Иван замолчал, сделал шаг, став напротив игумена, и неожиданно крепко сверху, как в детстве, сжал его в своих объятиях:

– Здравствуй, брат. Как долго ждал я этой встречи с тобой.

Тихона внезапно накрыла пелена радости и отчаяния. Он склонился на плечо старшего брата, прижался к нему, как в детстве, словно к отцу, и забылся на время.

Беседовали всю ночь, а на рассвете, загнав коней, примчался гонец из Тайного приказа с требованиями препроводить старца-раскольника Иоанна в Преображенское, в подвалы. Когда об этом принесли весть в келью игумена Тихона, гость тоже услышал её из-за шторки скрытой комнаты.

Проводив гонца, Тихон на минуту задумался: «Обязанности монастырского начальника понуждают меня содействовать исполнению указания. И я буду содействовать, но исполнители – государевы служивые люди…»

– Что, игумен, задумался? – неожиданно раздался голос брата из потайной комнаты.

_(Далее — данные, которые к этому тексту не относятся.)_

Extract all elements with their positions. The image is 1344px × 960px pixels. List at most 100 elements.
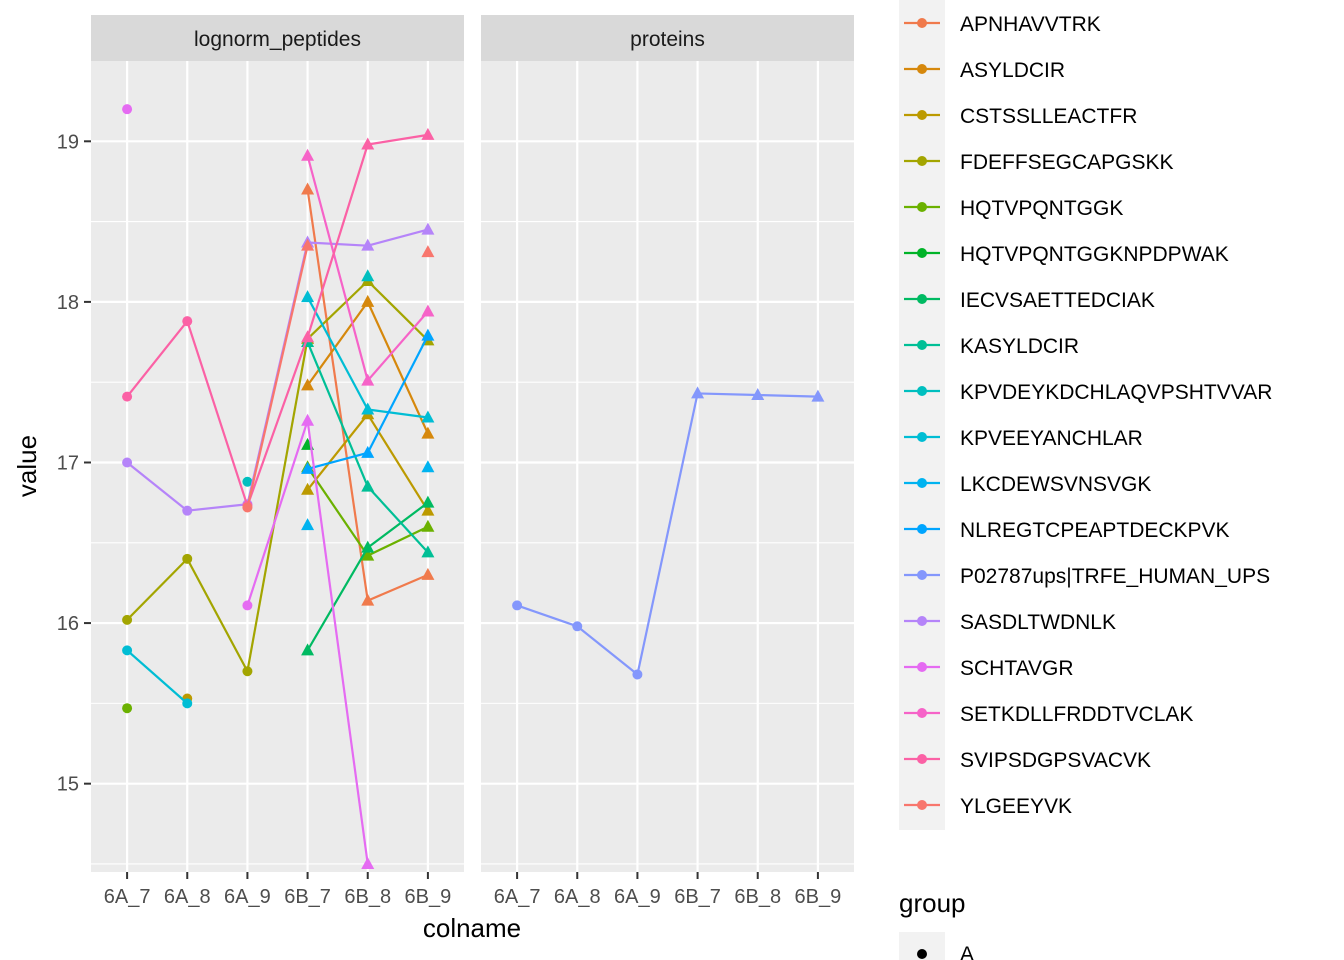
data-point-circle bbox=[242, 476, 253, 487]
data-point-triangle bbox=[361, 856, 375, 869]
y-tick-label: 16 bbox=[57, 613, 79, 635]
legend-key-point bbox=[917, 616, 927, 626]
data-point-triangle bbox=[361, 137, 375, 150]
series-line-segment bbox=[366, 301, 429, 435]
data-point-triangle bbox=[301, 238, 315, 251]
legend-label: LKCDEWSVNSVGK bbox=[960, 473, 1151, 496]
facet-strip bbox=[481, 15, 854, 61]
x-axis-title: colname bbox=[423, 913, 521, 943]
legend-key-point bbox=[917, 386, 927, 396]
x-tick-label: 6A_7 bbox=[104, 886, 151, 908]
series-line-segment bbox=[366, 310, 429, 382]
legend-key-point bbox=[917, 340, 927, 350]
series-line-segment bbox=[126, 461, 188, 512]
legend-key-point bbox=[917, 248, 927, 258]
facet-panel-proteins: proteins bbox=[481, 15, 854, 872]
data-point-triangle bbox=[421, 245, 435, 258]
data-point-circle bbox=[122, 645, 133, 656]
panels-layer: lognorm_peptides proteins bbox=[91, 15, 854, 872]
legend-item: NLREGTCPEAPTDECKPVK bbox=[904, 519, 1230, 542]
legend-item: HQTVPQNTGGK bbox=[904, 197, 1123, 220]
x-tick-label: 6A_9 bbox=[224, 886, 271, 908]
x-tick-label: 6B_8 bbox=[734, 886, 781, 908]
series-kpvdeykdchlaqvpshtvvar bbox=[242, 269, 375, 487]
series-kpveeyanchlar bbox=[122, 290, 435, 709]
legend-label: KPVDEYKDCHLAQVPSHTVVAR bbox=[960, 381, 1272, 404]
series-setkdllfrddtvclak bbox=[301, 148, 435, 386]
series-line-segment bbox=[367, 525, 429, 557]
legend-item: HQTVPQNTGGKNPDPWAK bbox=[904, 243, 1229, 266]
data-point-circle bbox=[182, 553, 193, 564]
series-p02787ups-trfe-human-ups bbox=[512, 386, 825, 680]
data-point-triangle bbox=[361, 593, 375, 606]
data-point-circle bbox=[182, 316, 193, 327]
x-tick-label: 6A_8 bbox=[164, 886, 211, 908]
data-point-circle bbox=[122, 703, 133, 714]
panel-background bbox=[481, 61, 854, 872]
data-point-triangle bbox=[421, 410, 435, 423]
series-line-segment bbox=[126, 649, 188, 705]
legend-label: CSTSSLLEACTFR bbox=[960, 105, 1137, 128]
legend-item: SASDLTWDNLK bbox=[904, 611, 1116, 634]
data-point-triangle bbox=[421, 222, 435, 235]
data-point-circle bbox=[242, 600, 253, 611]
series-line-segment bbox=[306, 301, 369, 387]
series-line-segment bbox=[366, 280, 429, 342]
facet-strip bbox=[91, 15, 464, 61]
legend-item: IECVSAETTEDCIAK bbox=[904, 289, 1155, 312]
series-nlregtcpeaptdeckpvk bbox=[301, 328, 435, 474]
data-point-circle bbox=[632, 669, 643, 680]
data-point-triangle bbox=[361, 445, 375, 458]
group-legend-title: group bbox=[899, 888, 966, 918]
data-point-triangle bbox=[421, 460, 435, 473]
series-line-segment bbox=[367, 228, 429, 247]
series-line-segment bbox=[306, 189, 369, 601]
data-point-circle bbox=[512, 600, 523, 611]
series-line-segment bbox=[367, 501, 429, 549]
legend-key-point bbox=[917, 110, 927, 120]
legend-item: FDEFFSEGCAPGSKK bbox=[904, 151, 1174, 174]
series-line-segment bbox=[246, 245, 309, 508]
legend-label: SCHTAVGR bbox=[960, 657, 1074, 680]
legend-item: KASYLDCIR bbox=[904, 335, 1079, 358]
series-line-segment bbox=[366, 485, 429, 554]
series-line-segment bbox=[246, 336, 309, 507]
series-line-segment bbox=[307, 451, 369, 470]
series-line-segment bbox=[367, 133, 429, 146]
legend-key-point bbox=[917, 18, 927, 28]
legend-key-point bbox=[917, 294, 927, 304]
legend-label: P02787ups|TRFE_HUMAN_UPS bbox=[960, 565, 1270, 588]
data-point-triangle bbox=[421, 519, 435, 532]
series-line-segment bbox=[636, 393, 699, 675]
legend-label: APNHAVVTRK bbox=[960, 13, 1101, 36]
legend-key-point bbox=[917, 754, 927, 764]
x-tick-label: 6B_8 bbox=[344, 886, 391, 908]
legend-label: ASYLDCIR bbox=[960, 59, 1065, 82]
legend-label: SASDLTWDNLK bbox=[960, 611, 1116, 634]
data-point-triangle bbox=[301, 290, 315, 303]
series-line-segment bbox=[757, 393, 818, 398]
series-hqtvpqntggk bbox=[122, 460, 435, 714]
data-point-triangle bbox=[751, 388, 765, 401]
legend-key-point bbox=[917, 524, 927, 534]
legend-item: SETKDLLFRDDTVCLAK bbox=[904, 703, 1193, 726]
x-axis: 6A_7 6A_8 6A_9 6B_7 6B_8 6B_9 6A_7 6A_8 6A_9 6B_7… bbox=[104, 872, 841, 908]
legend-key-background bbox=[899, 0, 945, 830]
data-point-circle bbox=[242, 666, 253, 677]
panel-background bbox=[91, 61, 464, 872]
facet-strip-label: proteins bbox=[630, 28, 705, 51]
data-point-triangle bbox=[361, 402, 375, 415]
x-tick-label: 6A_7 bbox=[494, 886, 541, 908]
group-legend-label: A bbox=[960, 943, 974, 960]
y-tick-label: 17 bbox=[57, 452, 79, 474]
series-line-segment bbox=[306, 144, 369, 338]
legend-item: LKCDEWSVNSVGK bbox=[904, 473, 1151, 496]
series-iecvsaettedciak bbox=[301, 495, 435, 656]
legend-label: FDEFFSEGCAPGSKK bbox=[960, 151, 1174, 174]
series-schtavgr bbox=[122, 104, 375, 869]
legend-item: CSTSSLLEACTFR bbox=[904, 105, 1137, 128]
data-point-triangle bbox=[421, 503, 435, 516]
series-ylgeeyvk bbox=[242, 238, 435, 513]
data-point-triangle bbox=[301, 461, 315, 474]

– Нет, брат, мне и задумываться нечего… – После небольшой паузы добавил: – Я не Каин и не Иуда. Прощай, оставляю тебя в келье. Думаю, ты помнишь наши детские пряталки? Дай Боже, ещё свидимся. – И поспешно покинул келью.

С той встречи прошло более десятка лет, и сейчас, при виде уходившего обоза, воспоминания всколыхнули игумена: «Да, нужно смириться с расколом, быть терпимым. Всё делается по воле Божьей. Пора прекращать церковные распри. Нельзя принуждать подобного по плоти и крови быть подобным душой, духом и верой. А сколько на земле разных язычников и иноверцев? Разве всех их переделаешь под себя? Господь не позволит этого».